AID-based method's convergence rate is improved with practical parameter choices.

First theoretical convergence rate established for ITD-based methods.

stocBiO outperforms existing algorithms in efficiency for hyperparameter optimization.

Abstract

Bilevel optimization has arisen as a powerful tool for many machine learning problems such as meta-learning, hyperparameter optimization, and reinforcement learning. In this paper, we investigate the nonconvex-strongly-convex bilevel optimization problem. For deterministic bilevel optimization, we provide a comprehensive convergence rate analysis for two popular algorithms respectively based on approximate implicit differentiation (AID) and iterative differentiation (ITD).
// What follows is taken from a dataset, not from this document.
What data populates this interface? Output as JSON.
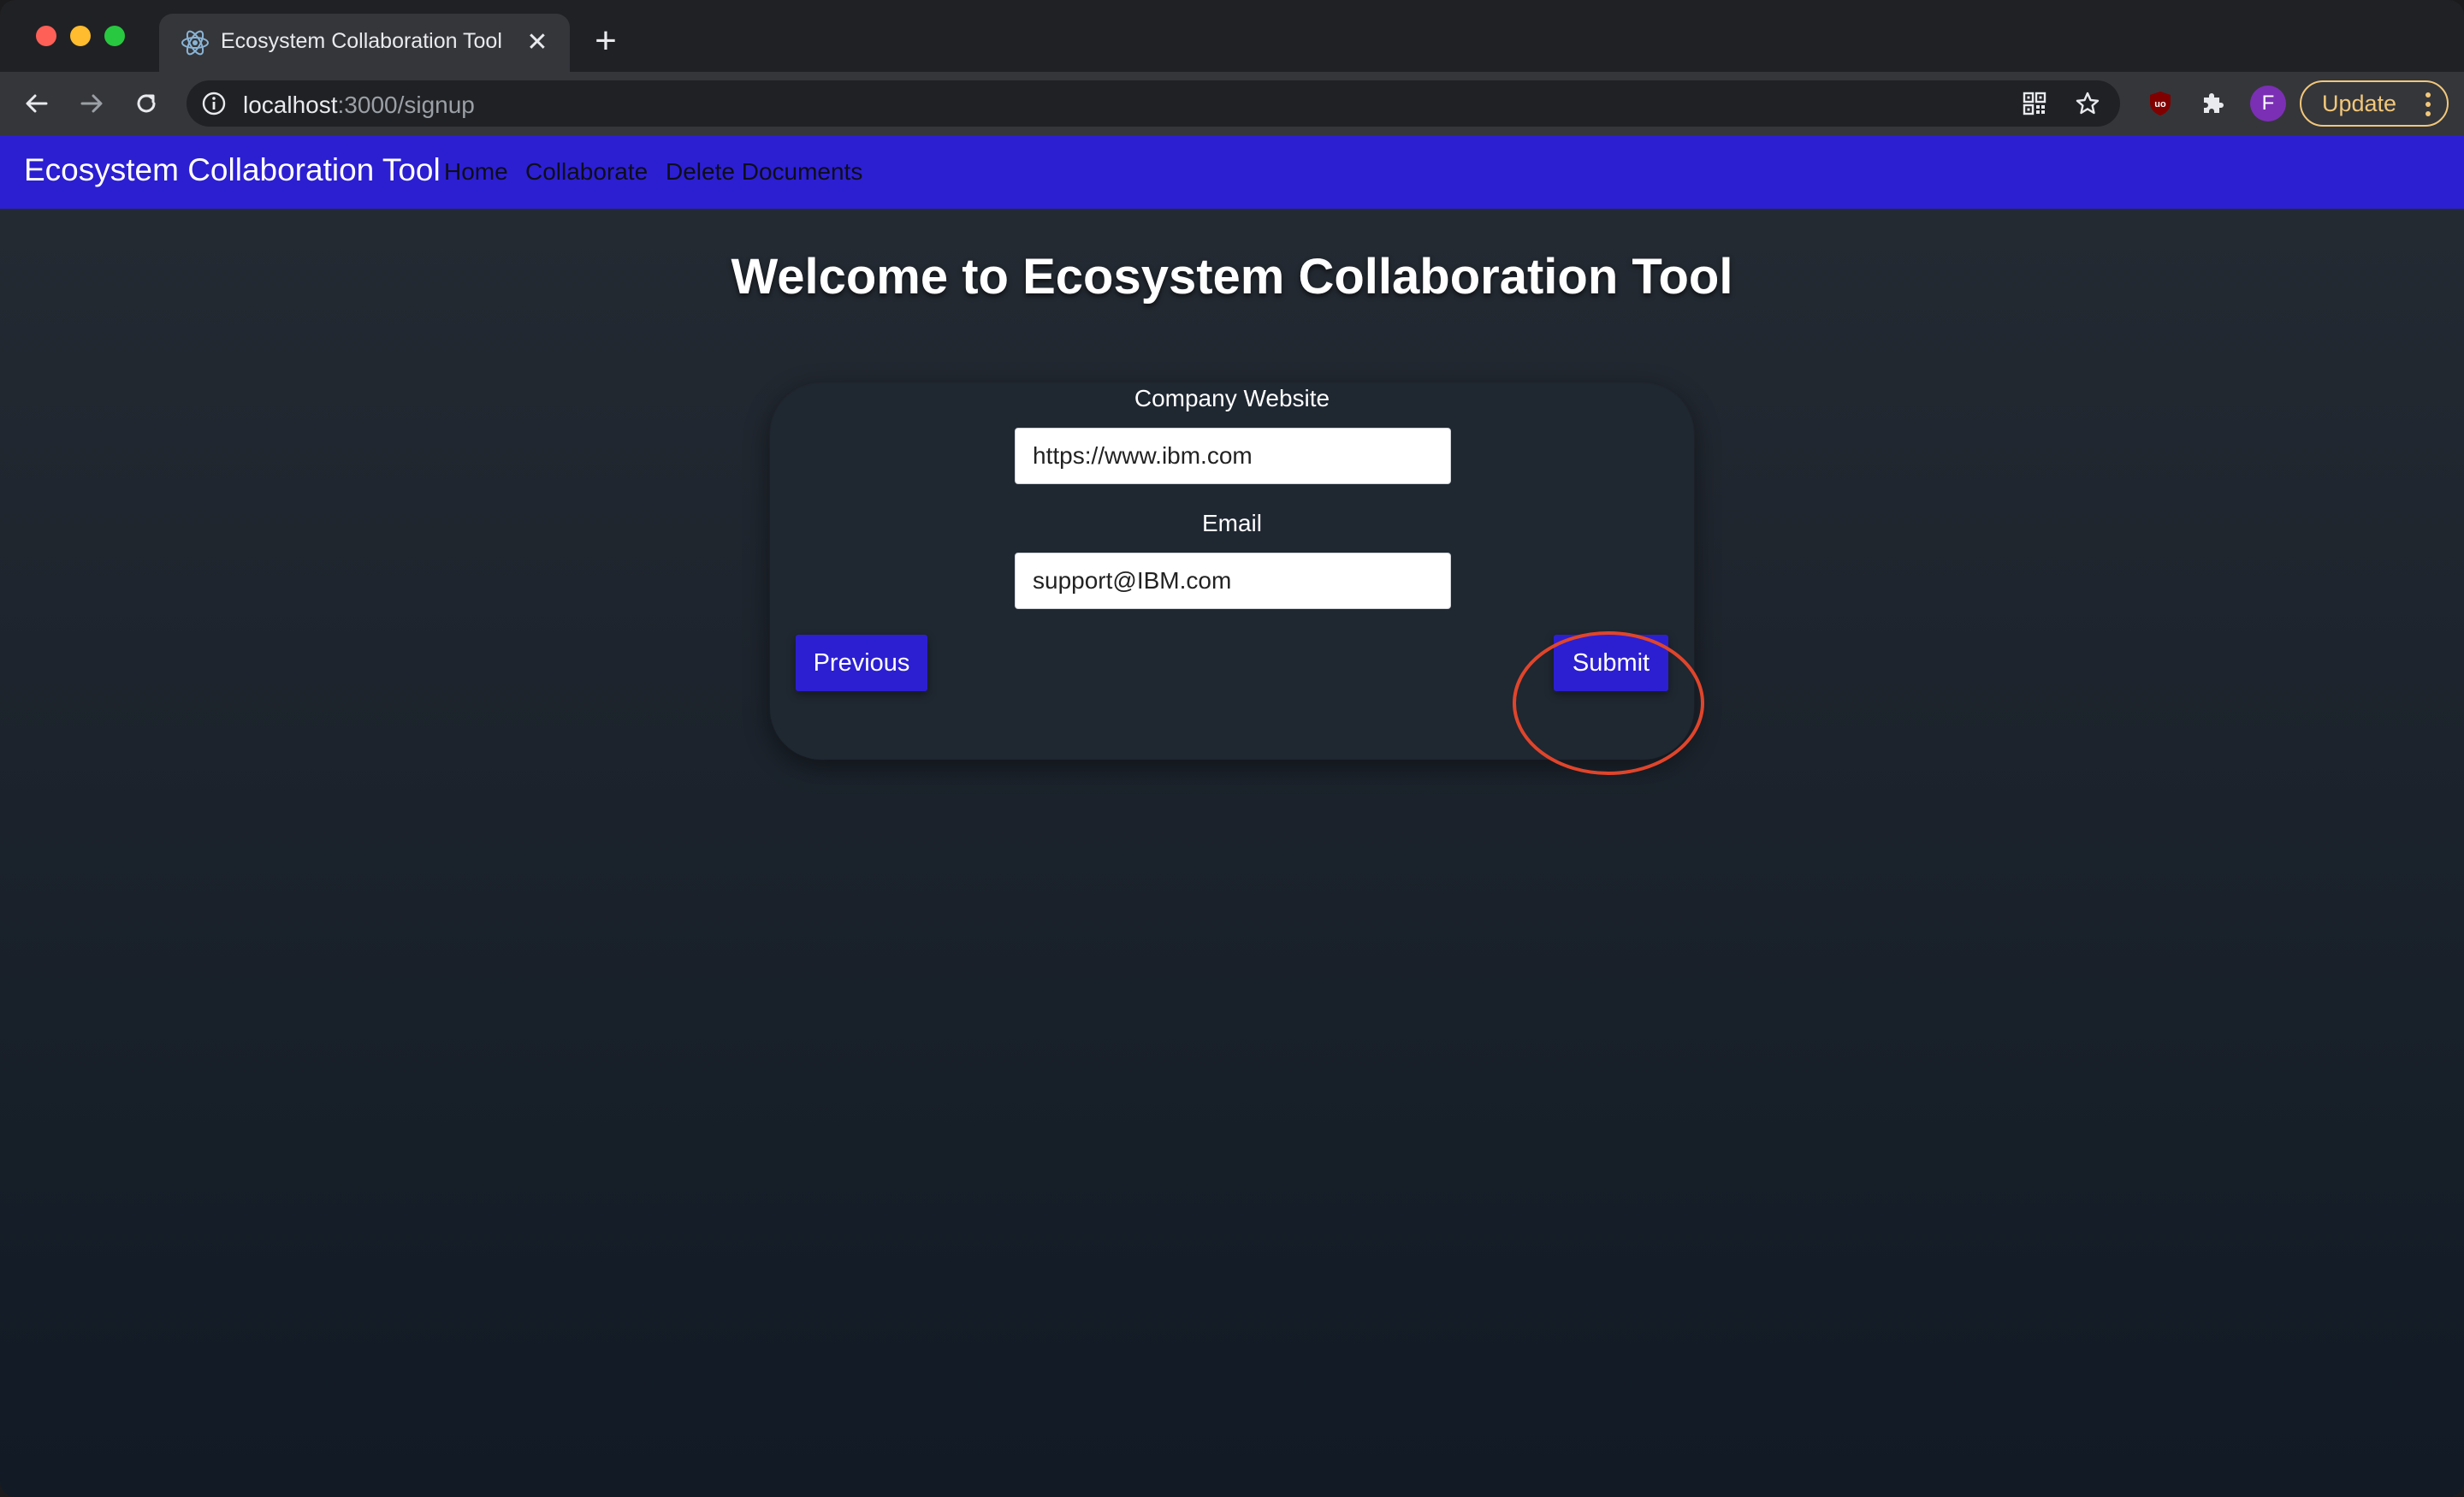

For the AID-based method, we orderwisely improve the previous convergence rate analysis due to a more practical parameter selection as well as a warm start strategy, and for the ITD-based method we establish the first theoretical convergence rate. Our analysis also provides a quantitative comparison between ITD and AID based approaches. For stochastic bilevel optimization, we propose a novel algorithm named stocBiO, which features a sample-efficient hypergradient estimator using efficient Jacobian- and Hessian-vector product computations. We provide the convergence rate guarantee for stocBiO, and show that stocBiO outperforms the best known computational complexities orderwisely with respect to the condition number $\kappa$ and the target accuracy $\epsilon$. We further validate our theoretical results and demonstrate the efficiency of bilevel optimization algorithms by the experiments on meta-learning and hyperparameter optimization.